One reason Glaxo is expected to under-grow its competition, I suspect, is the company's burdensome debt load. S&P Global Marketplace Intelligence puts Glaxo's debt-to-equity ratio at 4.3, which is far more debt than Glaxo's rivals bear:

  • Bristol-Myers, for example, carries only $1.7 billion in net, and on a larger market capitalization.
  • Eli Lilly, only slightly smaller than Glaxo, carries only one-third Glaxo's net debt -- $7.1 billion.
  • Merck, at $172.6 billion in market cap, is nearly twice Glaxo's size, while its net debt of $13 billion is half what Glaxo carries.
  • And Novartis, at $218.4 billion in market cap, is more than twice Glaxo's size, while its $22.1 billion net debt is less than Glaxo's.

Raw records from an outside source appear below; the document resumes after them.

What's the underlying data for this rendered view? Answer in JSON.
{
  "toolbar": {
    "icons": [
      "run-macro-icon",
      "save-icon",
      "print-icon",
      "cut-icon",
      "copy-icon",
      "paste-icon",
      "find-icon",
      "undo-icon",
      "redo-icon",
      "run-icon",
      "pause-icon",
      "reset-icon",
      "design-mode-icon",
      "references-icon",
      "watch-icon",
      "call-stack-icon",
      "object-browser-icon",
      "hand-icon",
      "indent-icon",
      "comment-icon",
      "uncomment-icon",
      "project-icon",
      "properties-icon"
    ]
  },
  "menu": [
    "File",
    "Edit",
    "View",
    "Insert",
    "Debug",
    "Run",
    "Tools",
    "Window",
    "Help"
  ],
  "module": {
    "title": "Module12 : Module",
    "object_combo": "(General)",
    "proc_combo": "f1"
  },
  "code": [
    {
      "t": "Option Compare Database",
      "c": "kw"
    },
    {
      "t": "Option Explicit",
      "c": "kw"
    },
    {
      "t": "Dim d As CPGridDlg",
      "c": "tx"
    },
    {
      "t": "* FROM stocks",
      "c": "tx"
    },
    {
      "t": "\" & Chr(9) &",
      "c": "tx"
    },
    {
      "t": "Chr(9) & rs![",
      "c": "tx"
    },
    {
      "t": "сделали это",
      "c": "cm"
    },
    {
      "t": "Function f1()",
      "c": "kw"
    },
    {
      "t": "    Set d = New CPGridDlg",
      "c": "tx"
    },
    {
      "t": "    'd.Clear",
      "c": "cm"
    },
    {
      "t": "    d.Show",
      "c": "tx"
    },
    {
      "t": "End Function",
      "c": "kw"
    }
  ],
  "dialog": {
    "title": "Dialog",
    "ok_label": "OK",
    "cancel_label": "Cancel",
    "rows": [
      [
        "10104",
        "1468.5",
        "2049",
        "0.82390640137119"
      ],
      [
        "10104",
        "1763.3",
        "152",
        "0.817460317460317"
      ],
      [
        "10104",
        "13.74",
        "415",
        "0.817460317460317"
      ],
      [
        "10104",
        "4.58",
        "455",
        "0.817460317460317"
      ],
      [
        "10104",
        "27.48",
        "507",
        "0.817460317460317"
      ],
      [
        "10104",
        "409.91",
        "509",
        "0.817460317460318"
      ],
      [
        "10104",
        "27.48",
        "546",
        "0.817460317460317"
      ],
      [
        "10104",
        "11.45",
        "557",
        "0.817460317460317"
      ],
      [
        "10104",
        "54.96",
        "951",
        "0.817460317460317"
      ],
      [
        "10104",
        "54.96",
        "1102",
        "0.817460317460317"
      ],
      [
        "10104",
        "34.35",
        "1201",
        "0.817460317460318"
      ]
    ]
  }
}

Relative to its competition, GlaxoSmithKline has so much debt it leaves itself financially hobbled. Glaxo's interest payments gobble up a lot of the company's profits ($940 million over the last 12 months), and are one factor depressing the company's profit margin below those of any of the other Big Pharmas named. Even so, Glaxo is paying by far the richest dividend of the group -- nearly two full percentage points more than the next most generous dividend payer (Novartis, with its 3.2% dividend yield).

Despite all this, Glaxo's total liabilities have grown for two straight years, and seem likely to grow again in 2017. This, in a nutshell, is why I think GlaxoSmithKline is wasting money paying a dividend. Instead, Glaxo should pay down its debt.